Granulomatosis with Polyangiitis (Wegener Granulomatosis) Mimicking Infective Endocarditis

• Published in: European journal of case reports in internal medicine Vol. 1; no. 1
• Main Authors: Rachdi, Imène, Baili, Lilia, Daoud, Fatma, Aydi, Zohra, Zoubeidi, Hana, Ben Dhaou, Basma, Boussema, Fatma
• Format: Journal Article
• Language: English
• Published: SMC MEDIA SRL 02.10.2014
• Subjects: Granulomatosis with polyangiitis, endocarditis, haemocultures, antineutrophil cytoplasmic antibody (ANCA)

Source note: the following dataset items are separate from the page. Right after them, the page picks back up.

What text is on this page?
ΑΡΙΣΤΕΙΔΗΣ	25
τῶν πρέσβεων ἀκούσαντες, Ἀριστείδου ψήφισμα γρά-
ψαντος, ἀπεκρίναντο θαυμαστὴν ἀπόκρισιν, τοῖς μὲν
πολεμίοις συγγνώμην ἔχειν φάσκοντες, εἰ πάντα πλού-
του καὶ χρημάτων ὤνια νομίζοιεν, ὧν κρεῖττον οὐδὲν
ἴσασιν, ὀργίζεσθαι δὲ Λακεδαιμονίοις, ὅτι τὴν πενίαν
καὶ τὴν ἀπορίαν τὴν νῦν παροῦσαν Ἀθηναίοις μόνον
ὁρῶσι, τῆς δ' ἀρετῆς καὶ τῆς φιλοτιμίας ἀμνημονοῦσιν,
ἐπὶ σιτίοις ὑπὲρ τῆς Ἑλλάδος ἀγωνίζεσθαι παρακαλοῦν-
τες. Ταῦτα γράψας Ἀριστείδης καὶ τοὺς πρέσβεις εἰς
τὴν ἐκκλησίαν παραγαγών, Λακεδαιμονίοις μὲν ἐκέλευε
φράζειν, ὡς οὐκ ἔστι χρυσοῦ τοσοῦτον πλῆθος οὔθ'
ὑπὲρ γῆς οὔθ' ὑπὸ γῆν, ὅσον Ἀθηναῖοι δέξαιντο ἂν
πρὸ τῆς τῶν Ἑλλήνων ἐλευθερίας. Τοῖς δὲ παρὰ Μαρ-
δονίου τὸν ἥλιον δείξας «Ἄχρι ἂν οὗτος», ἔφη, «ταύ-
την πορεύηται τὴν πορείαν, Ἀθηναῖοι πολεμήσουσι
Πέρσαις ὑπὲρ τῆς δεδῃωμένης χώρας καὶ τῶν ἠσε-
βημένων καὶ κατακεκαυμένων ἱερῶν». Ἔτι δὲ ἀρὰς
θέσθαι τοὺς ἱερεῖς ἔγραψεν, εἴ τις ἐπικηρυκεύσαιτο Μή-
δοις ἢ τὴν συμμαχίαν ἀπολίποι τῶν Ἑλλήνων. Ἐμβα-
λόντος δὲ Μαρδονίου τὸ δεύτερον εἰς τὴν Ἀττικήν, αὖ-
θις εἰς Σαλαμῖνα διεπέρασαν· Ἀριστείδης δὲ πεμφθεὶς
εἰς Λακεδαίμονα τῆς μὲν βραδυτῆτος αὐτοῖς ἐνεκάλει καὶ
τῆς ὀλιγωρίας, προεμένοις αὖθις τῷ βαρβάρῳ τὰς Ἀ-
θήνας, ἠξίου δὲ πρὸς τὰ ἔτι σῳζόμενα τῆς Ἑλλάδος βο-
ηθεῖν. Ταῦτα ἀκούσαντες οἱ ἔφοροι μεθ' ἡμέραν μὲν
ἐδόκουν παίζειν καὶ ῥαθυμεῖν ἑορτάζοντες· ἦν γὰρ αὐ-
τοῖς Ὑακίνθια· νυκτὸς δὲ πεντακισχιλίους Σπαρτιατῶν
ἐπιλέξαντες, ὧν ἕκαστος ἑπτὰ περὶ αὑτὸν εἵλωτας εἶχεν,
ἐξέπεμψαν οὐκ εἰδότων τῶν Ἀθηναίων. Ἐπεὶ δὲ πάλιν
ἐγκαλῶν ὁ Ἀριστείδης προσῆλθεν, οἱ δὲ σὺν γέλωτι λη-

• ISSN: 2284-2594; 2284-2594
• DOI: 10.12890/2014_000116

Introduction Infective endocarditis (IE) has been reported to mimic granulomatosis with polyangiitis (GPA) and to test positive to antineutrophil cytoplasmic antibodies (ANCA), which may lead to a misdiagnosis and inappropriate treatment. Case presentation We report a case of a 59-year-old man admitted for purpura, gangrenous digital infarcts and glomerulonephritis. The diagnosis of IE was initially considered on the basis of heart murmur and two positive haemocultures to corynebacterium. Ineffectiveness of antimicrobial therapy and further neurological and nasal manifestations supported the diagnosis of GPA. Conclusions IE should be ruled out before initiation of immunosuppressive treatment. If the disease progresses despite antimicrobial treatment, vascular diseases should be rapidly taken into account in differential diagnosis and treated early to avoid fatal complications.